Relationships: The Mandalorian & Baby Yoda (The Mandalorian TV), The Mandalorian & Cara Dune, The Mandalorian/Omera (The Mandalorian TV)
Comments: 80
Kudos: 285
Collections: Din and Omera (The Mandalorian)





	1. Sanctum

**Author's Note:**

> oof y'all I'm dead cause I thought I wouldn't slip from the parent fluff side of the fandom
> 
> but then Omera came along and now I got a perfectly angsty ship to write about
> 
> (I'll edit and add the Mandalorian's name whenever the official spelling is dropped haha)

He thought he was getting used to being surprised.

The first one that started the cascade of the unexpected was that kid, bringing a world of trouble with it. Then came the child’s ability, the stuff of legend. After that reveal, the Mandalorian figured nothing else could surprise him.

Until they landed on Sorgan.

On that planet, he felt like the only thing he knew to be sure and true was the Way. It was his foundation in the midst of the unknown, it was his identity. Who was he without his armor but just another lifeform trying to survive in the galaxy?

Yet with the Way, he was Mandalorian. He had walls to guard him . . . but even now he felt those slipping.

“You know,” Cara said as they walked the wooded perimeter of the village as was their daily habit, “I think there are different kinds of Mandalorian.”

“Of course,” he replied. “To follow the Way is to be Mandalorian.”

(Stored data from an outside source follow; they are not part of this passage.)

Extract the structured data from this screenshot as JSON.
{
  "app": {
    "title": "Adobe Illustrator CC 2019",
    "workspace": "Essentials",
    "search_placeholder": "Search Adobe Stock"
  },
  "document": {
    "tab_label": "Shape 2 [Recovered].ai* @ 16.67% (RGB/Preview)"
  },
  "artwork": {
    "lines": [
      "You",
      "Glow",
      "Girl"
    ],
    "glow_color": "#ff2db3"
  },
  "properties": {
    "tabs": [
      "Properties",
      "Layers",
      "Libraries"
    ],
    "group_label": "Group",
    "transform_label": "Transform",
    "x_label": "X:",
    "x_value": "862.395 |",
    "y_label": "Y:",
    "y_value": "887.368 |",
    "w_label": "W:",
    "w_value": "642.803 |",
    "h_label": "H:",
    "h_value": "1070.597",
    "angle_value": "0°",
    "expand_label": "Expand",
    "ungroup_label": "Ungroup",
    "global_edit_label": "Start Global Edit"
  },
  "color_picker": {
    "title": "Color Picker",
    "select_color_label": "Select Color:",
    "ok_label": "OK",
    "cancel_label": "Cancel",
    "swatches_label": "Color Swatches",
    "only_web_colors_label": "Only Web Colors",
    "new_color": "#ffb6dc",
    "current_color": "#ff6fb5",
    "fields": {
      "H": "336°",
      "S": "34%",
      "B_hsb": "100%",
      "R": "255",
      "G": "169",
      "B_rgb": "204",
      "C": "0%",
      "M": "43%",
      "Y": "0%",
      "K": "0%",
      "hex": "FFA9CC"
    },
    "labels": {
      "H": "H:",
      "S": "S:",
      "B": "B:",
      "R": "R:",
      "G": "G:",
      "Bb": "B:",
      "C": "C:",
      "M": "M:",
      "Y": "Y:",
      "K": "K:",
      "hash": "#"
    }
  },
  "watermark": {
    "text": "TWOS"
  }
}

“Nah, not that.” She spat onto a fallen log. “I mean like different sects. Different versions of the Way.”

“There is only one Way,” he said, but his voice lacked the full measure of belief.

“Sure, just like there’s one kind of Jedi,” Cara snorted. “Tell that to the Sith.”

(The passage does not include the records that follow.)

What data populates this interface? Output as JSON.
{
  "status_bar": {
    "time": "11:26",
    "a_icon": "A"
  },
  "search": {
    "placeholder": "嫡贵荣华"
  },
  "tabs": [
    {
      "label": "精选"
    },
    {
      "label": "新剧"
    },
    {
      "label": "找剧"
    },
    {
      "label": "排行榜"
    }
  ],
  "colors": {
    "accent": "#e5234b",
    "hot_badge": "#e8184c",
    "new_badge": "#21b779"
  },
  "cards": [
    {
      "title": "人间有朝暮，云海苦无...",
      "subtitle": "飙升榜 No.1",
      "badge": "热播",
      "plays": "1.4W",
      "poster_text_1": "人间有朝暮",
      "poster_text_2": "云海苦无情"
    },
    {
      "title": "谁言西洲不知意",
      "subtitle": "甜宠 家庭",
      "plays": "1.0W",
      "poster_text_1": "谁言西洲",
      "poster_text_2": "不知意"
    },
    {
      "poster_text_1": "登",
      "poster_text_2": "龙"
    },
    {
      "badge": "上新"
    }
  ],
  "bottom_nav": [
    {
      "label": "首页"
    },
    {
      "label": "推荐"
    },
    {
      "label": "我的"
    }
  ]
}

This was a small surprise to the Mandalorian, to hear this once-Rebel soldier talk so easily of myth. The Way was sure, but the Force was a mystery.

“What do you mean?” he asked, perhaps a bit more demanding than he meant.

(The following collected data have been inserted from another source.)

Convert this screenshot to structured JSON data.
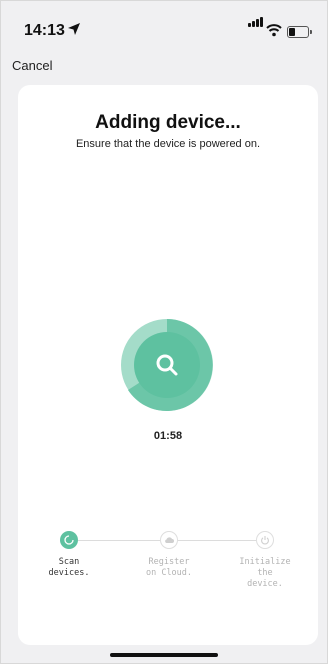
{
  "status_bar": {
    "time": "14:13",
    "location_icon": "location-arrow-icon",
    "signal_icon": "cellular-signal-icon",
    "wifi_icon": "wifi-icon",
    "battery_icon": "battery-icon",
    "battery_level": 0.3
  },
  "nav": {
    "cancel_label": "Cancel"
  },
  "main": {
    "title": "Adding device...",
    "subtitle": "Ensure that the device is powered on.",
    "scan_icon": "search-icon",
    "timer": "01:58"
  },
  "steps": [
    {
      "label_line1": "Scan",
      "label_line2": "devices.",
      "label_line3": "",
      "state": "active",
      "icon": "loading-icon"
    },
    {
      "label_line1": "Register",
      "label_line2": "on Cloud.",
      "label_line3": "",
      "state": "pending",
      "icon": "cloud-icon"
    },
    {
      "label_line1": "Initialize",
      "label_line2": "the",
      "label_line3": "device.",
      "state": "pending",
      "icon": "power-icon"
    }
  ],
  "colors": {
    "accent": "#5ec1a0",
    "accent_light": "#a4dcc9",
    "accent_mid": "#6cc6a8"
  }
}
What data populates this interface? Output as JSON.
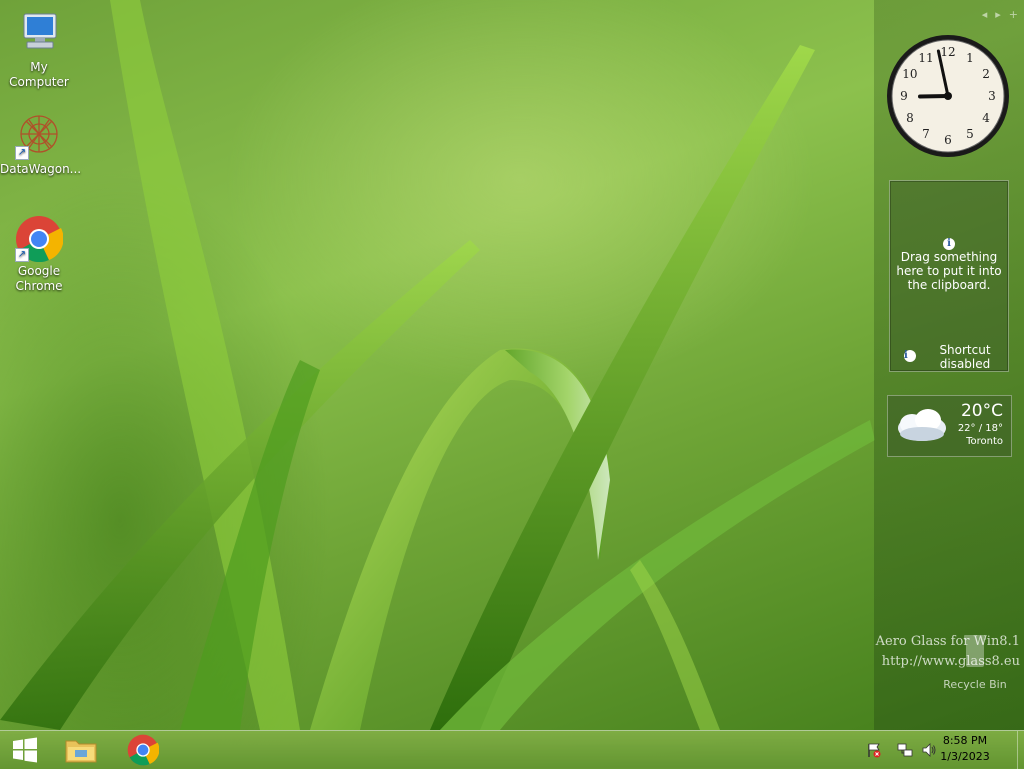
{
  "desktop": {
    "icons": [
      {
        "label": "My Computer"
      },
      {
        "label": "DataWagon..."
      },
      {
        "label": "Google Chrome"
      }
    ]
  },
  "clock": {
    "hour": 8,
    "minute": 58
  },
  "clipboard_gadget": {
    "message": "Drag something here to put it into the clipboard.",
    "shortcut_status": "Shortcut disabled"
  },
  "weather": {
    "temperature": "20°C",
    "range": "22° / 18°",
    "city": "Toronto"
  },
  "watermark": {
    "line1": "Aero Glass for Win8.1",
    "line2": "http://www.glass8.eu"
  },
  "recycle_bin": {
    "label": "Recycle Bin"
  },
  "taskbar": {
    "time": "8:58 PM",
    "date": "1/3/2023"
  },
  "colors": {
    "taskbar": "#8ab84c",
    "chrome_red": "#db4437",
    "chrome_yellow": "#f4b400",
    "chrome_green": "#0f9d58",
    "chrome_blue": "#4285f4"
  }
}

“Relax, shinypants,” she laughed. “I’m not saying you should change beliefs. I’m just saying that maybe there’s a lot more to your Way than you think.”

The Mandalorian didn’t ask for further clarification on the topic, and she didn’t give it. But what she said sat with him like a festering wound: unable to be ignored.

The questions helped center him. Caring for the child was an avoidance tactic he could deploy, and did in fact utilize to the point where he knew how obvious it was to Cara and Omera and the others.

But the temptations themselves were a form of sanctuary, he thought. He was in such a peaceful location that his mind had the room to wander and wonder and wish.

Oh, he wished.

He wished for the freedom to not be always looking over his shoulder for a tracking fob, which was a bit ironic given that most of his life he’d been a bounty hunter. He wished he knew more about the child, what it was, and where it had been taken from. He wished Cara hadn’t raised the topic of different Ways.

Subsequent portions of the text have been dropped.